Girl Boss 2017: Chanda Parbhoo

When political speaker Chanda Parbhoo’s family gets together, the room fills with politics, passion and a sense of pride for being Indian. “That’s what I want [politics] always to be,” Chanda says, a path “to bring people together and to be proud of who we are.” It’s part of why she started her own Plano/Dallas organization: South Asian American Voter Empowerment (SAAVE).

SAAVE started unofficially after the elections last November when Chanda realized that South Asians had the lowest voter turnout rate, according to the statistics for Texas. More often than not, Asians capable of voting chose not to vote, she says.

So, Chanda stepped in. With a group of 10 of her friends, she started registering people to vote and learned why voting had been previously overlooked. “People were telling us they didn’t understand what they were voting for, who the candidates were, or how it affected them, and we took that as an opportunity to fill in that gap,” Chanda says.

She wanted to make sure everyone had a voice in politics by educating them on the political process.

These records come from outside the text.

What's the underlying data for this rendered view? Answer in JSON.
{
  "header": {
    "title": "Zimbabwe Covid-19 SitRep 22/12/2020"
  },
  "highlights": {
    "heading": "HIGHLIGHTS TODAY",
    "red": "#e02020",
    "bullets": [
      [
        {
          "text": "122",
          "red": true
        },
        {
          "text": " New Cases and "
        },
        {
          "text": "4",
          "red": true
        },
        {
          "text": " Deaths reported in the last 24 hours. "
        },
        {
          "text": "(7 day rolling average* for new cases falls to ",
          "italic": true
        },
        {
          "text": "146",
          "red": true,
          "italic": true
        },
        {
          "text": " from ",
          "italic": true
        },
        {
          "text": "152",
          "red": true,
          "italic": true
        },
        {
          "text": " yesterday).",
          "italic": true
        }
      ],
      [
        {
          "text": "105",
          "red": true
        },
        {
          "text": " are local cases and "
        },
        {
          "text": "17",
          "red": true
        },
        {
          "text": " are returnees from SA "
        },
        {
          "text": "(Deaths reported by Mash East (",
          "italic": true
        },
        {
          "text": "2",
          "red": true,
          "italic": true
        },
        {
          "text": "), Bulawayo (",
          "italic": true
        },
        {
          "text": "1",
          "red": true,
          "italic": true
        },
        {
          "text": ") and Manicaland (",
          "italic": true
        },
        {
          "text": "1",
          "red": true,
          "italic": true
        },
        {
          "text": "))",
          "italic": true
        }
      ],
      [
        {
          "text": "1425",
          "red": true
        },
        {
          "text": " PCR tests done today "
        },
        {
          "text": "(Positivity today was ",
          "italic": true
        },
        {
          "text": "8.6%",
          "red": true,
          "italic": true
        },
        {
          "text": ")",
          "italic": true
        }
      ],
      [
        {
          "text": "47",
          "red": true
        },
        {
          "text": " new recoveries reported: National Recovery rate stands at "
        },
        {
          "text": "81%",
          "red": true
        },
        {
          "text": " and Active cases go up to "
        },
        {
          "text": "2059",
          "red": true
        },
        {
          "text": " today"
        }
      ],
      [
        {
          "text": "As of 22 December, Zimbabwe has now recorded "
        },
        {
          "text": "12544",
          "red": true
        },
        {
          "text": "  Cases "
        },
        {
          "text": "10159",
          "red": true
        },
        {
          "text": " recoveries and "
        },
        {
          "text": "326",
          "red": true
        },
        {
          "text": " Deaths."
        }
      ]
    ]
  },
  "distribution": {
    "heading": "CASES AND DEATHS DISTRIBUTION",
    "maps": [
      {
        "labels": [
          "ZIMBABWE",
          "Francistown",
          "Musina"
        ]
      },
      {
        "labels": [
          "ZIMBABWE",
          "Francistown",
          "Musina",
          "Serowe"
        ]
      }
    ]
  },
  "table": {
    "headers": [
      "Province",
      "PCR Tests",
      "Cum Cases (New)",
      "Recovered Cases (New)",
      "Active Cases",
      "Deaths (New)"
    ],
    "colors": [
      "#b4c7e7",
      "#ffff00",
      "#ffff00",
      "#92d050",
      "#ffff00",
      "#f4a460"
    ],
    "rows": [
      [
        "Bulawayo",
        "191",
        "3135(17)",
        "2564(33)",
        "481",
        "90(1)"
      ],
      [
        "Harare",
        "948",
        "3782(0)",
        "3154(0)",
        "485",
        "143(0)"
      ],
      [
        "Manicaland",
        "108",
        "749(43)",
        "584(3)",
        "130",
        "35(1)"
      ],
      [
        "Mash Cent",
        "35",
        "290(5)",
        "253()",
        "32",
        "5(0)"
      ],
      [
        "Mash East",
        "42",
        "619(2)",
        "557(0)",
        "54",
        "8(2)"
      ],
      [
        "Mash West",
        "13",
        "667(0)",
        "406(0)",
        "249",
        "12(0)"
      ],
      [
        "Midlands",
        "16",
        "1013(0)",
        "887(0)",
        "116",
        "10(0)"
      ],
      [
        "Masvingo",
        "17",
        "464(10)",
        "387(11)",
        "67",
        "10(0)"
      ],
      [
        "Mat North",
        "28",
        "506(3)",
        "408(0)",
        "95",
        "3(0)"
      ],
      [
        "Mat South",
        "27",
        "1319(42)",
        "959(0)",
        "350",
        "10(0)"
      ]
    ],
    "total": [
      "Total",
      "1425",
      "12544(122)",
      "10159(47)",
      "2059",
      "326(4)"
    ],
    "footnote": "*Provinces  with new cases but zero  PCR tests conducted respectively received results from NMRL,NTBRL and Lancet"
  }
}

Speaking at temples, music festivals and other events in the area, she worked on replacing preconceived notions of voting with newer, more powerful viewpoints.

Often, the people she met would say they go to general elections but stay out of city politics. Chanda reminds people, “If anything, this affects you first – long before the president will affect your personal life in Plano or Dallas.”

Born in South Africa during Apartheid years, she knows what it feels like to be considered a second-class citizen, to not have a choice at all. “We’re now in a first-world country, but you become a second-class citizen by choice when you don’t go vote,” Chanda says. “It’s critical to being an American,” she emphasizes.

In 1979, the year of the Iran hostage crisis, Chanda came to Texas. There weren’t many Indians here at the time, and it was common for people to confuse Indians with Iranians. The racism she faced then – people telling her to go back to where she came from – returned after last year’s election. It frustrated her, but gave her the courage to speak up for her community.

Mary Jacobs, a local journalist and producer who knew Chanda back when their kids were in preschool together, remembered her as a petite, soft-spoken woman. When she heard Chanda speak at a recent SAAVE event, she was pleasantly surprised to see this conviction in her. “Words meant to hurt or intimidate can serve to light a fire under you. Hearing her story reminded me that we should not take our freedom or our democracy for granted,” Mary says.

Chanda, surprisingly, had no prior aspirations in politics, but she rose to the occasion. Her advice to women is simple: “Never undermine your potential, and follow your passions. You can translate that passion into a leadership position.”